Нина покосилась на Александру Филипповну: та сидела неестественно прямо, незнакомым, сухим взглядом смотрела мимо старушки.
— Сеня, мой сын, сказал, ваш сын проклял его, — свистящим, рваным шёпотом сказала старушка. Её слова повисли в воздухе вместе с мучной пылью. — Не знаю уж, что ваш сказал моему, только с того момента Сенечка стал худеть, желтеть, а теперь и вовсе умирает.

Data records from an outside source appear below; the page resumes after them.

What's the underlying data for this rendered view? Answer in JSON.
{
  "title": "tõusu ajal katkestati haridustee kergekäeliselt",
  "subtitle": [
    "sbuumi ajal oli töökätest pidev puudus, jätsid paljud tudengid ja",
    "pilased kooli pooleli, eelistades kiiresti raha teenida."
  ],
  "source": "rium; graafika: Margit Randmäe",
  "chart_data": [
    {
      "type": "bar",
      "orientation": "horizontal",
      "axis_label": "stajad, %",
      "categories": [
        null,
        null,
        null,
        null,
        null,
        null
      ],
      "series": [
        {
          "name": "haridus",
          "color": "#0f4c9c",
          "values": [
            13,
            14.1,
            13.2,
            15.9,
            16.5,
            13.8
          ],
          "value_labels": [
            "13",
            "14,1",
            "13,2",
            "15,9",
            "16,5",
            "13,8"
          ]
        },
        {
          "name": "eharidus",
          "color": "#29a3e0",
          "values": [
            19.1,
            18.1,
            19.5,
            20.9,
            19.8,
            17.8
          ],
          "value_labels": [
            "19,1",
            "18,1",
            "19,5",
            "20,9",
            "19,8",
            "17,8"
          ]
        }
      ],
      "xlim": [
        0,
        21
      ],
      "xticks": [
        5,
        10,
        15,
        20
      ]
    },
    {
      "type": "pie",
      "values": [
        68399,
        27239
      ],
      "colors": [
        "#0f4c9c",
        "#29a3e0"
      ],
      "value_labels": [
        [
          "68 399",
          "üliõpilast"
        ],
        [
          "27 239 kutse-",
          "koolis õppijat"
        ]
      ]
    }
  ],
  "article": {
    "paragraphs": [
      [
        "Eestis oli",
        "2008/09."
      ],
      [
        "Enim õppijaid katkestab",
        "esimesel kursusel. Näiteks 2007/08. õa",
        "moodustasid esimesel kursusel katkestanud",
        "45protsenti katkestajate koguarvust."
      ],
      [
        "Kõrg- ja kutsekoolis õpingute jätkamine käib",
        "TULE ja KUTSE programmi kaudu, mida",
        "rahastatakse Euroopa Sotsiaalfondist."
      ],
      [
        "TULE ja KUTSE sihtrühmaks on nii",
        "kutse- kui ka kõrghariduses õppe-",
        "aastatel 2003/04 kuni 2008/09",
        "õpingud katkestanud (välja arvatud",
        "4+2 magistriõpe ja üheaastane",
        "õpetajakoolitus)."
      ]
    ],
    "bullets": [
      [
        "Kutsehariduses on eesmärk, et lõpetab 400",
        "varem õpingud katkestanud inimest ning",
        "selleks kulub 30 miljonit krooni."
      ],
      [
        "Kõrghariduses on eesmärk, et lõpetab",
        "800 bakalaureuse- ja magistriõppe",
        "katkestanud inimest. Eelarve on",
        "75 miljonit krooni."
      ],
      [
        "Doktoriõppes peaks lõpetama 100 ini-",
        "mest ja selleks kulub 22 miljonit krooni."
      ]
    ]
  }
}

Проклял? Можно ударить, убить, но как это — проклясть? Что же, сила врача бывает не только добрая, спасающая, несущая успокоение?! Слово «проклял» странным образом соединилось с радостью врача, когда он обнаружил в ней тяжёлую, а может быть, и вовсе неизлечимую болезнь. Выработать в себе отношение к этому открытию тёмной силы во враче Нина не умела.
— Мой сын — в больнице. Вчера сразу от вас я пошла навестить его. Понесла ему клубнички. Больше всех ягод он любит клубничку. Я её и помыла, и присыпала сахаром, взяла его любимую ложку. — Старушка помолчала, сильнее, чем обычно, тряслась у неё голова. — А меня внизу встречает медсестра, говорит: «Совсем плох!» Я еле взобралась на третий этаж. Он даже не побрился. А всегда такой аккуратный. С детства аккуратный. Мы жили трудно: война, голод, нет самого необходимого. Сенечка ни за что не наденет грязную рубашку. Кроватку как аккуратно убирал! — Старушка заплакала. — Совсем погибает мой Сенечка, не ест, не пьёт. Он с детства очень боялся слова. Помню, в войну кто-то сказал ему от зависти, что не вермишель в нашей кастрюле, а черви, так Сенечка и в самом деле увидел червей и есть не стал.